Fino a non molto tempo fa, l’evoluzione del Covid-19 in Ecuador ha avuto come epicentro la città portuale di Guayaquil, dove si è registrato il primo caso, una donna di 74 anni proveniente da Madrid, esattamente il 29 febbraio. Terzo Paese latinoamericano in ordine di tempo per l’arrivo del virus, la cosa per cui la sua diffusione fece scalpore furono le immagini dei morti abbandonati fuori dalle case in un’emergenza sanitaria talmente grave da richiedere la fabbricazione di bare di cartone per far fronte al fenomeno, ovviamente come palliativo per evitare non solo altri contagi, ma anche una situazione igienica che stava per dichiararsi fuori controllo.
Le ultime notizie provenienti dal Paese parlano di circa 78.000 casi, quindi un numero abbastanza contenuto se paragonato a quello di altre nazioni latinoamericane, anche se con 3.400 morti probabili, come dichiarato da fonti governative, mentre altre citano un numero vicino a 6.000. La capitale Quito ha però superato Guayaquil in numero di contagi, ma si può certo affermare che, rispetto alla situazione iniziale, le decisioni adottate dal Governo di Lenin Moreno si sono dimostrate finora efficaci d hanno pian piano riportato la situazione a livelli di controllo.
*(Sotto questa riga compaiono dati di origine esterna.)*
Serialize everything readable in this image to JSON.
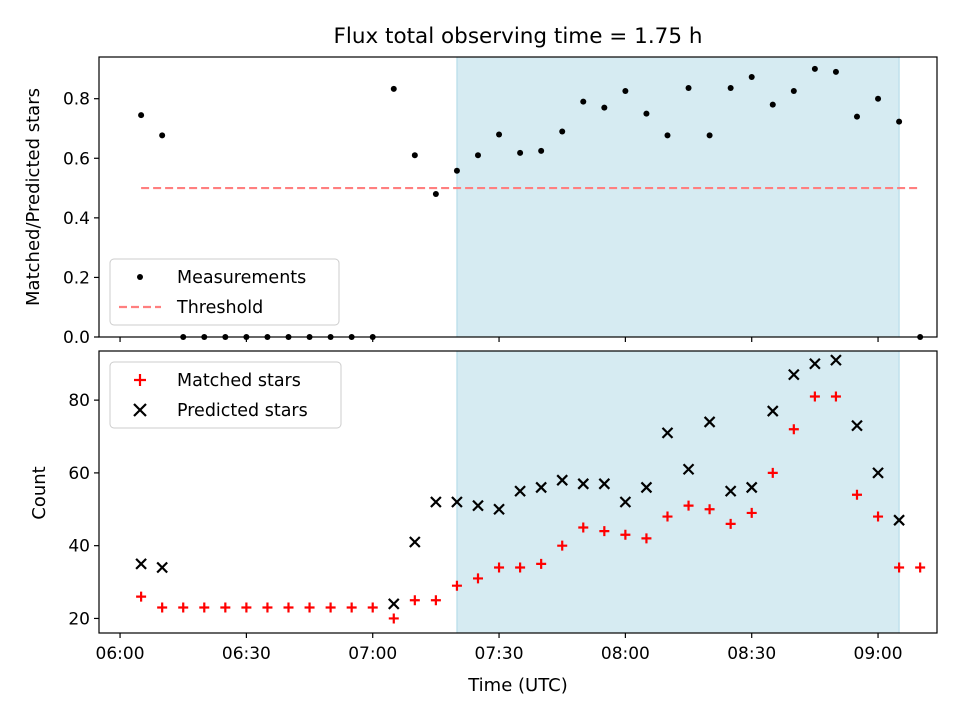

Tra le misure adottate dal Presidente, nel mese di maggio spiccano anche quelle economiche tese a procurare allo Stato fondi per poter affrontare la situazione: chiusura della Compagnia aerea nazionale Tame (“Negli ultimi 5 anni aveva causato perdite per 400 milioni di dollari. La liquideremo e manterremo solo le rotte che attualmente non dispongono di alternative private”, ha dichiarato il Presidente) e quella di ben 5 Ambasciate all’estero (Malesia, Iran, Nicaragua e le sue rappresentanze in ambito Oasi e Paesi andini), oltre al rientro di 10 Ambasciatori sostituiti da personale diplomatico di rango minore. Ma non solo: ben 7 imprese pubbliche verranno eliminate, tra le quali ferrovie e poste, mentre altre istituzioni verranno accorpate per ridurre le spese. Il tutto per poter far fronte al prestito di 643 milioni di dollari che il Fmi ha elargito urgentemente, e anche a quello della Banca Mondiale di 500 milioni.
Suona quasi comico che un Presidente che di nome fa Lenin organizzi e metta in atto una razionalizzazione delle imprese e di organi dello Stato, ma la situazione sanitaria iniziale, affrontata con misure di quarantena a macchia di leopardo, quindi differenziate a seconda del numero di contagi, ha dovuto essere sostituita da un blocco totale delle attività per cercare di fermare la progressione della pandemia, che stava per raggiungere livelli incontrollabili tanto da mettere in default l’intero sistema sanitario.
Il piano è riuscito a rallentare il fenomeno, ma ha anche bloccato l’economia del Paese, per cui giocoforza si son dovute instaurare le misure precedentemente illustrate: però se da una parte il risparmio di capitali è notevole, ciò ha anche significato una drastica riduzione del personale non solo nelle istituzioni eliminate, ma pure in quelle mantenute ancora aperte ma con tagli alla loro attività anche notevoli, come per esempio l’Università. Le riduzioni dei salari hanno toccato il 55% e ovviamente, quarantena o no, la cosa ha provocato proteste in tutto il Paese con manifestazioni organizzate dai sindacati dei lavoratori, apertamente contro il piano di sacrifici.
Il Covid-19 finora è costato all’Ecuador la perdita del 6% del Pil, circa 12 miliardi di dollari, e ben 150.000 posti di lavoro.
Come si vede anche dall’esempio qui descritto, il virus ha investito pienamente il continente latinoamericano che ormai può competere con gli Usa come nuovo epicentro della pandemia: in molti hanno associato i quasi insignificanti numeri iniziali (tranne quelli brasiliani e gli iniziali ecuadoriani) alla questione della supposta debolezza del coronavirus con la stagione estiva, un refrain che si ascolta fin dal suo insorgere, ma i fatti purtroppo smentiscono questa tesi, visto che l’enorme moltiplicazione è iniziata quando ancora le temperature nel continente erano alte. Purtroppo la mancanza di organizzazione e di investimenti atti a cercare di ridurre i contagi al di là della solita quarantena dura (solo poche nazioni hanno adottato piani tesi a risolvere il fenomeno), in molti Stati hanno significato l’inizio di crisi sociali ed economiche che difficilmente potranno essere risolte in tempi brevi, così come in altre parti del mondo, reclamando a gran voce l’utilizzazione dell’arma più efficace per combatterle: collocare l’essere umano al centro delle politiche future di questo nostro sgangherato Pianeta.